In Escape Tales: The Awakening, you take on the role of a father trying to wake up your daughter from a 2-month coma. During your journey, there will be many difficult decisions you have to make that will all play a role on which of the many endings you will get.

The game is middle of the road in terms of the puzzle difficulty, but because of the adult theme and content that you might come across throughout the story, it can only be recommended for mature audiences.

2. Exit: The Game (2017)

  • Players: 1-6
  • Time: 45-150 Minutes
  • Designer: Inka Brand, Markus Brand
  • Publisher: KOSMOS
  • Setting: Laboratory
  • Difficulty: Hard

Exit: The Game includes a puzzle wheel similar to that in the Escape the Room series mentioned above. You will have to input a code into the solution wheel in order to solve and move forward in the story, however, the Exit series tends to front load you with a lot of information and gives you less direction on how to solve compared to many of the other games here.

These games can be some of the toughest in the genre, so you may want to stay away from the harder ones unless you are very experienced. Also, unlike most of the games on this list, the components in this game are destructible meaning you will rip, cut, and draw on the components making it unable to be passed on to a friend or donated.

1. Unlock! (2017)

  • Players: 1-6
  • Time: 60 Minutes
  • Designer: Sébastien Pauchon, Vincent Goyat
  • Publisher: Space Cowboys
  • Setting: Prison Escape, Hidden Treasure
  • Difficulty: Hard

The Unlock! games are similar to Deckscape in that they only use a deck of cards, but in Unlock! there is phone application support that aids with keeping time, score, and giving time-based or exciting audio/visual clues and an input code for unlocking doors or solving puzzles. So, you have a deck instead of a whole crate of accessories and physical puzzles, but that’s just fine – the experience with this deck and the accompanying app is a great one.

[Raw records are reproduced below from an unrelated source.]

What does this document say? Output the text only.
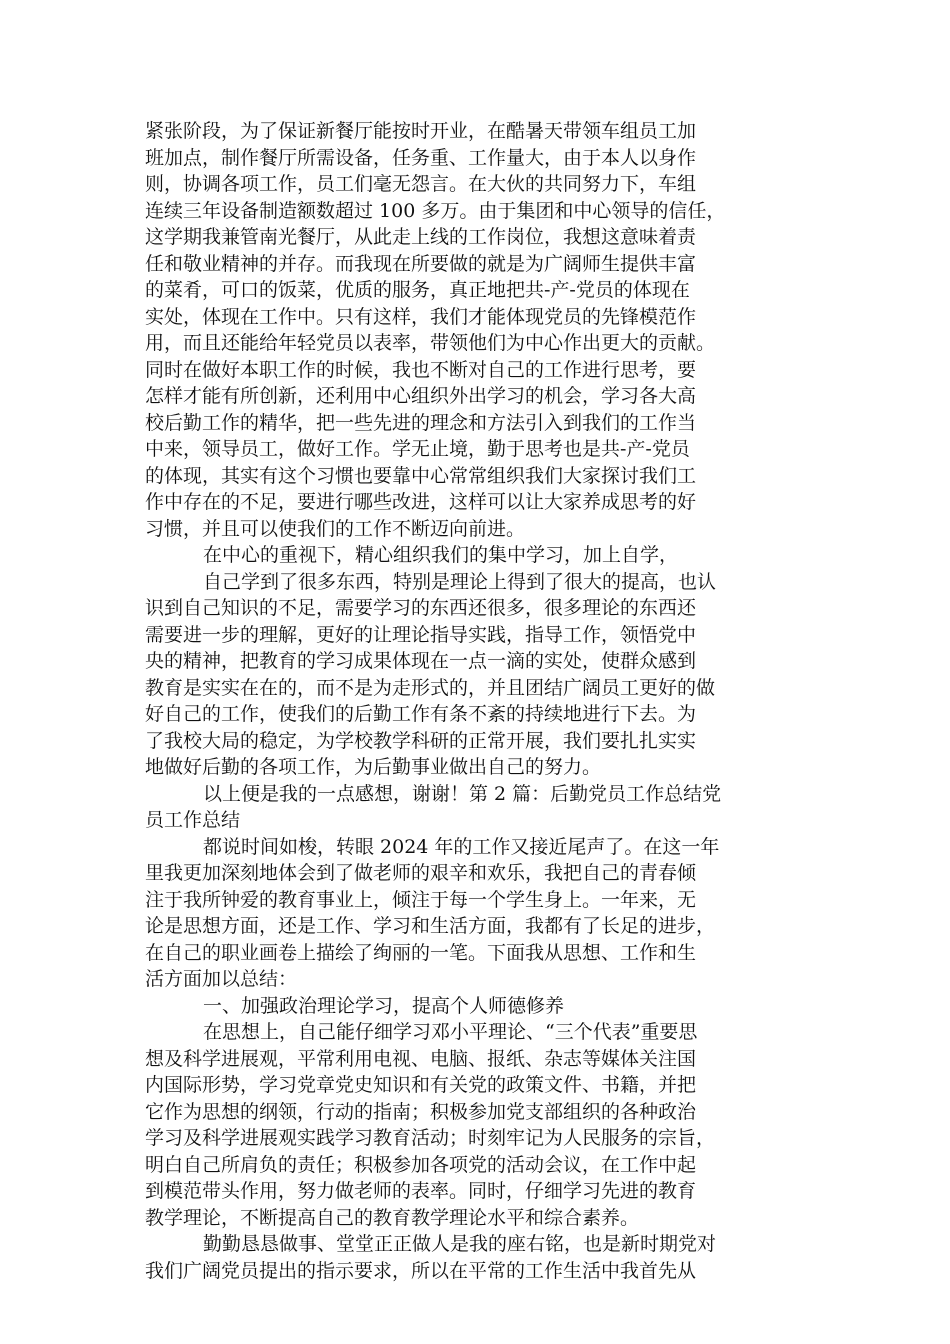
紧张阶段，为了保证新餐厅能按时开业，在酷暑天带领车组员工加
班加点，制作餐厅所需设备，任务重、工作量大，由于本人以身作
则，协调各项工作，员工们毫无怨言。在大伙的共同努力下，车组
连续三年设备制造额数超过 100 多万。由于集团和中心领导的信任，
这学期我兼管南光餐厅，从此走上线的工作岗位，我想这意味着责
任和敬业精神的并存。而我现在所要做的就是为广阔师生提供丰富
的菜肴，可口的饭菜，优质的服务，真正地把共-产-党员的体现在
实处，体现在工作中。只有这样，我们才能体现党员的先锋模范作
用，而且还能给年轻党员以表率，带领他们为中心作出更大的贡献。
同时在做好本职工作的时候，我也不断对自己的工作进行思考，要
怎样才能有所创新，还利用中心组织外出学习的机会，学习各大高
校后勤工作的精华，把一些先进的理念和方法引入到我们的工作当
中来，领导员工，做好工作。学无止境，勤于思考也是共-产-党员
的体现，其实有这个习惯也要靠中心常常组织我们大家探讨我们工
作中存在的不足，要进行哪些改进，这样可以让大家养成思考的好
习惯，并且可以使我们的工作不断迈向前进。
在中心的重视下，精心组织我们的集中学习，加上自学，
自己学到了很多东西，特别是理论上得到了很大的提高，也认
识到自己知识的不足，需要学习的东西还很多，很多理论的东西还
需要进一步的理解，更好的让理论指导实践，指导工作，领悟党中
央的精神，把教育的学习成果体现在一点一滴的实处，使群众感到
教育是实实在在的，而不是为走形式的，并且团结广阔员工更好的做
好自己的工作，使我们的后勤工作有条不紊的持续地进行下去。为
了我校大局的稳定，为学校教学科研的正常开展，我们要扎扎实实
地做好后勤的各项工作，为后勤事业做出自己的努力。
以上便是我的一点感想，谢谢！第 2 篇：后勤党员工作总结党
员工作总结
都说时间如梭，转眼 2024 年的工作又接近尾声了。在这一年
里我更加深刻地体会到了做老师的艰辛和欢乐，我把自己的青春倾
注于我所钟爱的教育事业上，倾注于每一个学生身上。一年来，无
论是思想方面，还是工作、学习和生活方面，我都有了长足的进步，
在自己的职业画卷上描绘了绚丽的一笔。下面我从思想、工作和生
活方面加以总结：
一、加强政治理论学习，提高个人师德修养
在思想上，自己能仔细学习邓小平理论、“三个代表”重要思
想及科学进展观，平常利用电视、电脑、报纸、杂志等媒体关注国
内国际形势，学习党章党史知识和有关党的政策文件、书籍，并把
它作为思想的纲领，行动的指南；积极参加党支部组织的各种政治
学习及科学进展观实践学习教育活动；时刻牢记为人民服务的宗旨，
明白自己所肩负的责任；积极参加各项党的活动会议，在工作中起
到模范带头作用，努力做老师的表率。同时，仔细学习先进的教育
教学理论，不断提高自己的教育教学理论水平和综合素养。
勤勤恳恳做事、堂堂正正做人是我的座右铭，也是新时期党对
我们广阔党员提出的指示要求，所以在平常的工作生活中我首先从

This series offers some truly challenging and unique adventures but they have some easier ones to tackle to help you learn the system and the type of puzzles you’ll be dealing with. Best of all, they are cheap, compact, and non-destructible.

Now, Start Playing Escape Room Games Today!

There you have it, our list of escape room board games that’ll keep you busy. If you have a group of friends and everyone chips in, you can run through several of them in an evening, at your house, and spend less money than visiting a real escape room.

These games also make a fun co-operative activity to enjoy on a date night, where you can play as a team and read the clues together. If you know someone who enjoys puzzles and lock rooms, any of these options would make a great gift. Find a theme that your playing-partner will enjoy, either it’s horror, historic, space, etc.

Most of the games on this list are also part of larger collections, so if you like one you can always continue your adventures and try the next installments of the series.

It’s a perfect way to pass the time in your bubble, and most of these can also be played as solo board games for single players if you don’t have a group of people to play with. Whether you’re with friends or on your own, these escape room board games are part of a growing genre, and we’re always looking forward to trying the newest releases.